Many binary codes map characters to fixed-length strings of 1's and 0's. ASCII (American Standard for Information Interchange) is a binary code that maps each symbol to a sting of seven bits (1's and 0's). For example, the symbol '(' is mapped to the string 0101000 and the symbol 'l' is mapped to the string 1101100.
A Huffman code is a variable-length code that uses frequency counts to minimize the expected code length for encoding messages. As an example, suppose that we need to encode messages constructed from the symbols, A, B, C, and D. Further, suppose that 75% of the symbols in our messages are A, 10% are the symbol B, 10% are the symbol C, and the remaining 5% are the symbol D.
Using a fixed-length code, each symbol would be encoded using two bits. So, for example, the message BAAABCAACD would be encoded using 20 bits.
However, if we map the symbol A to the string 1, the symbol B to the string 01, the symbol C to the string 001, and the symbol D to the string 000, the message BAAABCAACD is encoded in 18 bits (011110100111001000).
Saving two bits may not seem too significant; however, if we encode a message of 100 symbols, the savings becomes more apparent.

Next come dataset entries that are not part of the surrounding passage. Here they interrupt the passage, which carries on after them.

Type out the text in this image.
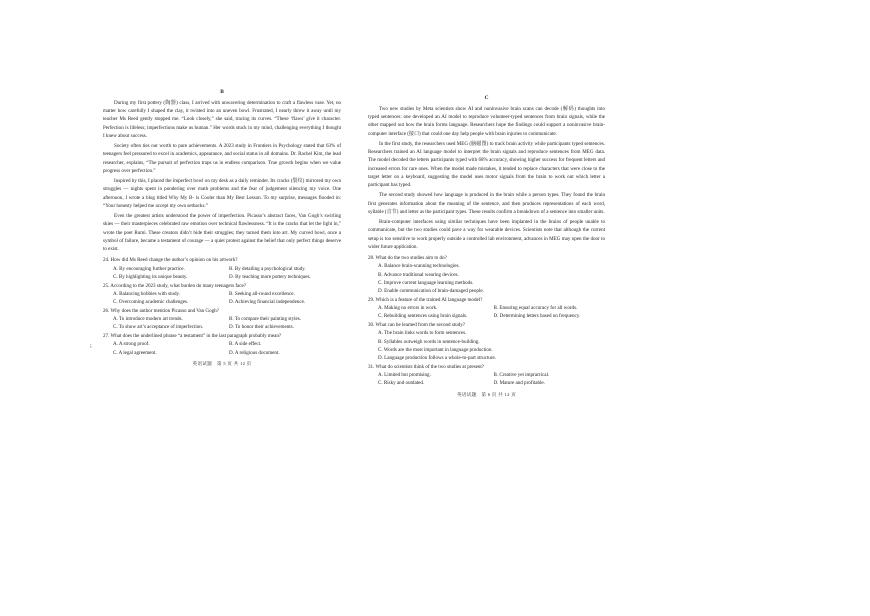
;
B

During my first pottery (陶器) class, I arrived with unwavering determination to craft a flawless vase. Yet, no matter how carefully I shaped the clay, it twisted into an uneven bowl. Frustrated, I nearly threw it away until my teacher Ms Reed gently stopped me. “Look closely,” she said, tracing its curves. “These ‘flaws’ give it character. Perfection is lifeless; imperfections make us human.” Her words stuck in my mind, challenging everything I thought I knew about success.

Society often ties our worth to pure achievements. A 2023 study in Frontiers in Psychology stated that 63% of teenagers feel pressured to excel in academics, appearance, and social status in all domains. Dr. Rachel Kim, the lead researcher, explains, “The pursuit of perfection traps us in endless comparison. True growth begins when we value progress over perfection.”

Inspired by this, I placed the imperfect bowl on my desk as a daily reminder. Its cracks (裂纹) mirrored my own struggles — nights spent in pondering over math problems and the fear of judgement silencing my voice. One afternoon, I wrote a blog titled Why My B- is Cooler than My Best Lesson. To my surprise, messages flooded in: “Your honesty helped me accept my own setbacks.”

Even the greatest artists understood the power of imperfection. Picasso’s abstract faces, Van Gogh’s swirling skies — their masterpieces celebrated raw emotion over technical flawlessness. “It is the cracks that let the light in,” wrote the poet Rumi. These creators didn’t hide their struggles; they turned them into art. My curved bowl, once a symbol of failure, became a testament of courage — a quiet protest against the belief that only perfect things deserve to exist.

24. How did Ms Reed change the author’s opinion on his artwork?
A. By encouraging further practice.	B. By detailing a psychological study.
C. By highlighting its unique beauty.	D. By teaching more pottery techniques.
25. According to the 2023 study, what burden do many teenagers face?
A. Balancing hobbies with study.	B. Seeking all-round excellence.
C. Overcoming academic challenges.	D. Achieving financial independence.
26. Why does the author mention Picasso and Van Gogh?
A. To introduce modern art trends.	B. To compare their painting styles.
C. To show art’s acceptance of imperfection.	D. To honor their achievements.
27. What does the underlined phrase “a testament” in the last paragraph probably mean?
A. A strong proof.	B. A side effect.
C. A legal agreement.	D. A religious document.
英语试题　第 5 页 共 12 页
C

Two new studies by Meta scientists show AI and noninvasive brain scans can decode (解码) thoughts into typed sentences: one developed an AI model to reproduce volunteer-typed sentences from brain signals, while the other mapped out how the brain forms language. Researchers hope the findings could support a noninvasive brain-computer interface (接口) that could one day help people with brain injuries to communicate.

In the first study, the researchers used MEG (脑磁图) to track brain activity while participants typed sentences. Researchers trained an AI language model to interpret the brain signals and reproduce sentences from MEG data. The model decoded the letters participants typed with 68% accuracy, showing higher success for frequent letters and increased errors for rare ones. When the model made mistakes, it tended to replace characters that were close to the target letter on a keyboard, suggesting the model uses motor signals from the brain to work out which letter a participant has typed.

The second study showed how language is produced in the brain while a person types. They found the brain first generates information about the meaning of the sentence, and then produces representations of each word, syllable (音节) and letter as the participant types. These results confirm a breakdown of a sentence into smaller units.

Brain-computer interfaces using similar techniques have been implanted in the brains of people unable to communicate, but the two studies could pave a way for wearable devices. Scientists note that although the current setup is too sensitive to work properly outside a controlled lab environment, advances in MEG may open the door to wider future application.

28. What do the two studies aim to do?
A. Balance brain-scanning technologies.
B. Advance traditional wearing devices.
C. Improve current language learning methods.
D. Enable communication of brain-damaged people.
29. Which is a feature of the trained AI language model?
A. Making no errors in work.	B. Ensuring equal accuracy for all words.
C. Rebuilding sentences using brain signals.	D. Determining letters based on frequency.
30. What can be learned from the second study?
A. The brain links words to form sentences.
B. Syllables outweigh words in sentence-building.
C. Words are the most important in language production.
D. Language production follows a whole-to-part structure.
31. What do scientists think of the two studies at present?
A. Limited but promising.	B. Creative yet impractical.
C. Risky and outdated.	D. Mature and profitable.
英语试题　第 6 页 共 12 页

From our frequencies, we can expect that 75 of the symbols will be A's requiring one bit (1), 10 will be B's requiring two bits (01), 10 will be C's requiring three bits (001) and 5 will be D's requiring three bits (000). As such, the total length will be 75 + 20 + 30 + 15 = 140 bits which is quite a bit smaller than the 200 bits that would be required for a fixed-length code.
To construct a Huffman tree for a set of symbols, you start by constructing a trivial tree for each symbol in the alphabet. Along with each tree, you need to keep track of its frequency. The frequency of the initial trees is the frequency of the symbol contained in the tree. On each step of the construction, you select two trees with the minimum frequencies and merge them to form a new tree. The trees are merged by making one of them the left child and the other the right child. The frequency of the new tree is the sum of the frequencies of the two trees used to construct the new tree.
The output should consist of a line for each symbol in the input alphabet. Each line should have the symbol, followed by a single space, followed by the string that the symbol is mapped to.